SEAG­ULLS BLOOMIN’ LUCKY AS TONY HAS FOR­TUNE

The Football League Paper - - CHRIS DUNLAVY -

BRIGHTON’S in­evitable as­cent to the Premier League is si­mul­ta­ne­ously heart­en­ing and de­press­ing.

Two decades ago, the Seag­ulls were on the brink of ex­tinc­tion. Skint, home­less and ex­iled to Gilling­ham, fans faced a three-hour round trip just to watch home games.

Six years ago, they were a League One side play­ing to sop­ping wet crowds at a di­lap­i­dated athletics sta­dium.

For owner Tony Bloom and the sup­port­ers who en­dured those mis­er­able days – not to men­tion three sub­se­quent play­off fail­ures – this mo­ment is richly de­served. For the neu­tral, it is re­fresh­ing to see a new face crash the Premier League party, a stir­ring tes­ta­ment to the power of hope and loy­alty.

Yet amid the eu­pho­ria lies a bleak re­al­ity. Ac­cord­ing to Brighton’s last set of ac­counts, Bloom has sunk £251m into the club he bought in 2009. That’s a quar­ter of a bil­lion pounds.

Where did that money go? A new sta­dium. A mod­ern train­ing com­plex. Sub­sid­ing op­er­at­ing losses to the tune of some £88m. When Premier League teams de­scend with £160m stuffed in their back pock­ets, that is the kind of eye-wa­ter­ing out­lay re­quired for a ticket to the party.

This week’s ad­mis­sion from Lady Sasima Srivikorn, the Read­ing owner, that run­ning the club had be­come “too costly” was met with scorn by some fans. Af­ter all, ma­jor­ity share­holder Narin Nirut­ti­nanon boasts a bank bal­ance north of £400m.

But set against the com­bined might of parachute pay­ments and in­vestors like Bloom, that kind of cash is like pitch­ing a Rolls-Royce into an F1 race.

Once, busi­ness­men like John Made­jski were the high rollers of the Cham­pi­onship.
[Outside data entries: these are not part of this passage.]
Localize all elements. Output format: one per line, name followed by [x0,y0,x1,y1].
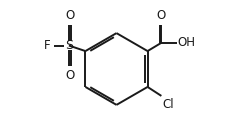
Text: Cl: Cl [162,98,174,111]
Text: S: S [65,39,73,52]
Text: O: O [65,69,74,82]
Text: F: F [44,39,50,52]
Text: O: O [65,9,74,22]
Text: OH: OH [177,36,195,49]
Text: O: O [157,9,166,22]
Now, thanks to the vast sums spilling down from above, the multi-mil­lion­aire is ob­so­lete.

That leaves a very small pool of peo­ple ca­pa­ble of fund­ing pro­mo­tion and fewer still from lo­cal com­mu­ni­ties.

Brighton are the Cham­pi­onship’s lottery win­ners. Their owner is a life­long fan whose for­tune – a closely guarded se­cret – is ru­moured to run into bil­lions. His loans to the club are all in­ter­est free and he has pub­licly stated a de­sire to stay long-term. Good for them – no­body should be­grudge their luck.

But for the rest, faced with a fi­nan­cial chasm and no means to bridge it, these are dispir­it­ing days.